Open the document in Adobe Reader. Select the text "Muy señores nuestros" and copy/paste it into a text editor. You get "Muy señores nuestros". This is text that can be extracted using iTextSharp (it works correctly).
Now do the same with the text "GUARDIAN GLASS EXPRESS, S.L.". You get the following result: "􀀪􀀸􀀤􀀵􀀧􀀬􀀤􀀱􀀃􀀪􀀯􀀤􀀶􀀶􀀃􀀨􀀻􀀳􀀵􀀨􀀶􀀶􀀏􀀃􀀶􀀑􀀯􀀑". As you can see, you can not copy/paste the text correctly from Adobe Reader. This is due to the way the text is stored in the PDF. If you can not copy/paste the text from Adobe Reader, you should not expect to be able to extract the text using iTextSharp. The PDF is created in a way that doesn't allow extraction.
Please take a look at this video to find out some possible causes: https://www.youtube.com/watch?v=wxGEEv7ibHE
I'm sorry that it took so long to figure this out and that it turns out that you're asking something that isn't possible. Your question narrowed the problem down too much, as if the problem was caused by the "IDENTITY-H" encoding and iTextSharp. In reality, you're trying to extract text that can't be extracted.
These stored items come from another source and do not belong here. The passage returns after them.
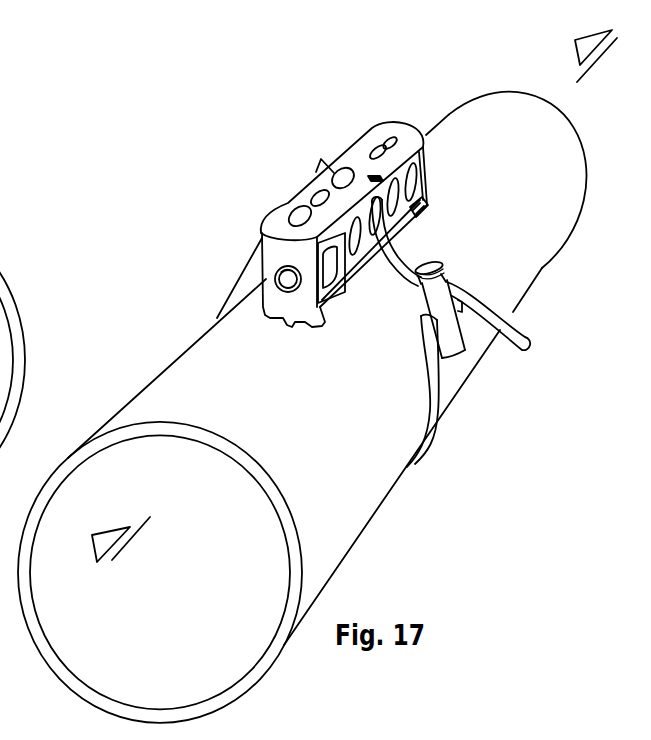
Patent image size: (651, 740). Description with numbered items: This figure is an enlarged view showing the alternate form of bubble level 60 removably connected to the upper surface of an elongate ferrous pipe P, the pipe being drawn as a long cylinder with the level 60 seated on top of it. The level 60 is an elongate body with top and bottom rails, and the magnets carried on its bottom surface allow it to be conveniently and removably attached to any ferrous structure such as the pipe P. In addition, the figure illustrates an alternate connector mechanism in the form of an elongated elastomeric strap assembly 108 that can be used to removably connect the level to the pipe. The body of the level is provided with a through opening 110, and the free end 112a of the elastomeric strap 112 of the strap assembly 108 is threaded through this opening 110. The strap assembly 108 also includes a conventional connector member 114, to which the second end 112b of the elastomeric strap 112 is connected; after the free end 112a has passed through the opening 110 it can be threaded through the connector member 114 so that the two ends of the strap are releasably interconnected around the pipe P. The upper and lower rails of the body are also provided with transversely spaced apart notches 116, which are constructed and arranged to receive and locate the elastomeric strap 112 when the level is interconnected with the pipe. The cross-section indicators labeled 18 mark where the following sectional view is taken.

The pipe P is at (457, 104).
The section line indicator (FIG. 18) 18 is at (354, 296).
The bubble level 60 is at (365, 135).
The through opening 110 is at (377, 214).
The notches 116 is at (320, 168).
The elastomeric strap 112 is at (402, 268).
The elastomeric strap assembly 108 is at (463, 269).
The free end of the elastomeric strap 112a is at (496, 315).
The second end of the elastomeric strap 112b is at (424, 315).
The connector member 114 is at (466, 346).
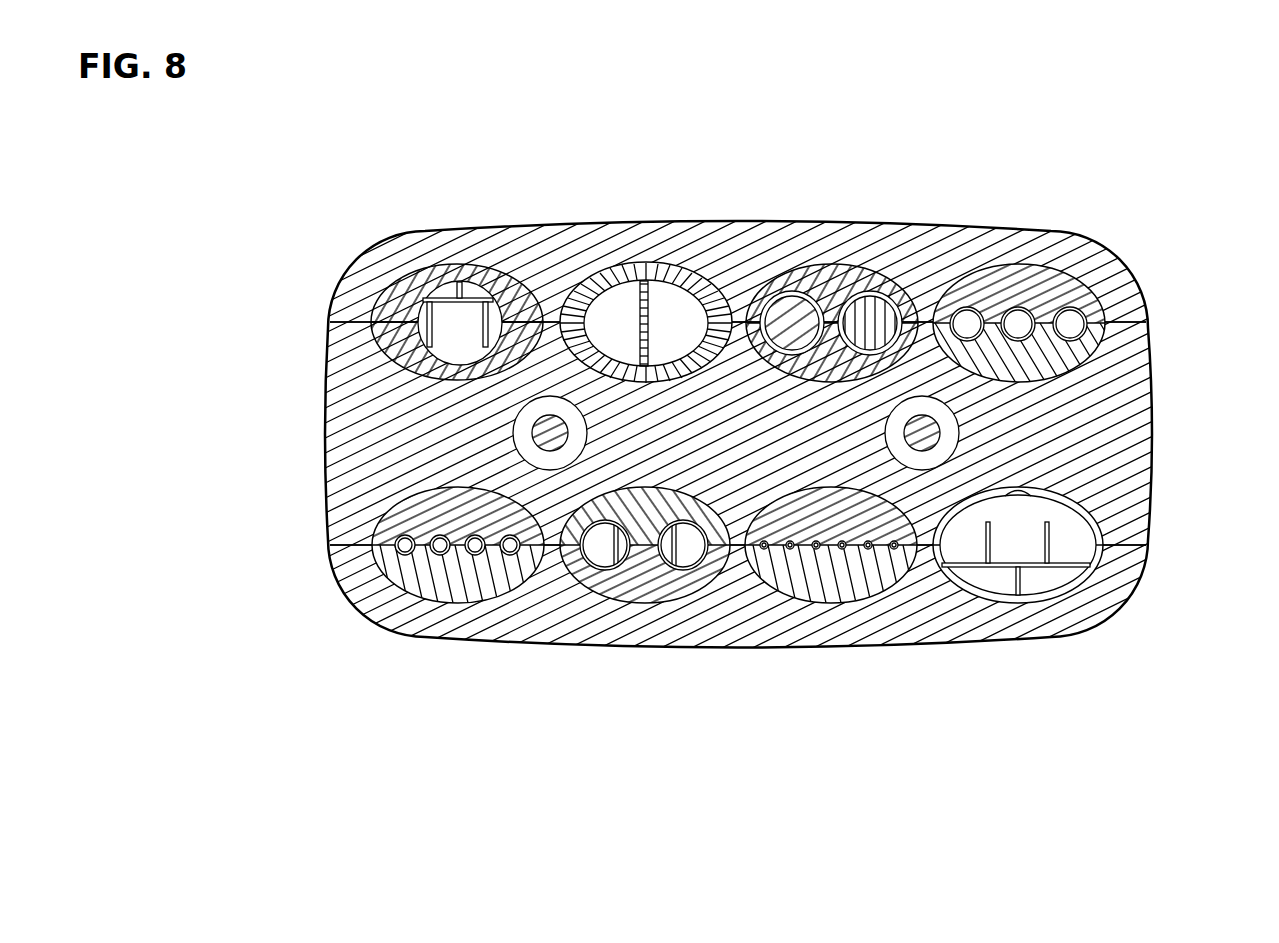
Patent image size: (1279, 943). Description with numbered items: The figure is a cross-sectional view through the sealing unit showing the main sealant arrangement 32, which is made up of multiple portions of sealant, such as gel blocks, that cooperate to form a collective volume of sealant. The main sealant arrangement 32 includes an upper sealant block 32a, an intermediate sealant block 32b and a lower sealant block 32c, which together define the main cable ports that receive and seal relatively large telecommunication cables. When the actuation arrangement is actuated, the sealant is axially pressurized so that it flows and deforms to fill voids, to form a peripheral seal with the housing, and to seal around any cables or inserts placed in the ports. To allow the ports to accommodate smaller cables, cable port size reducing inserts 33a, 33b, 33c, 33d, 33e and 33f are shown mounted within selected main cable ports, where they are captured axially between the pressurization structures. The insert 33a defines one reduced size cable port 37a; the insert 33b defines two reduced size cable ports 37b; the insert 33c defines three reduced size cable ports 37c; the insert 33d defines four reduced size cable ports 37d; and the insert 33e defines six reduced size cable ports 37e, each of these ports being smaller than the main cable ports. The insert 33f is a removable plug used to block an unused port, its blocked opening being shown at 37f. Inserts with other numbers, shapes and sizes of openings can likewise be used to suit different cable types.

The main sealant arrangement 32 is at (1128, 267).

If you look at the page dictionary inside the PDF, you'll find three font resources for the first (and only) page:
In the content stream (below) small red arrow, you see two strings (hexadecimal notation) that are shown using fonts referenced using the names C2_0 and C2_1. Incidentally, these fonts are stored as composite fonts with /SubType 0 and /Encoding Identity-H. This means that the characters used in the hexadecimal string should correspond with the UNICODE values of the glyphs. If that's not the case, you're out of luck.
There seems to be no problem with the font for which the name /TT0 is used.
The fact that /TT0 uses WinAnsiEncoding and the other fonts use Identity-H is irrelevant. There are plenty of PDF files with fonts that use Identity-H of which the text can be copy/pasted or extracted using iTextSharp. Unfortunately, there is probably something wrong with the way your PDF was constructed. It would take too much time to analyze what went wrong, so your best shot is to contact the person who gave you the PDF and to ask him/her to fix the PDF.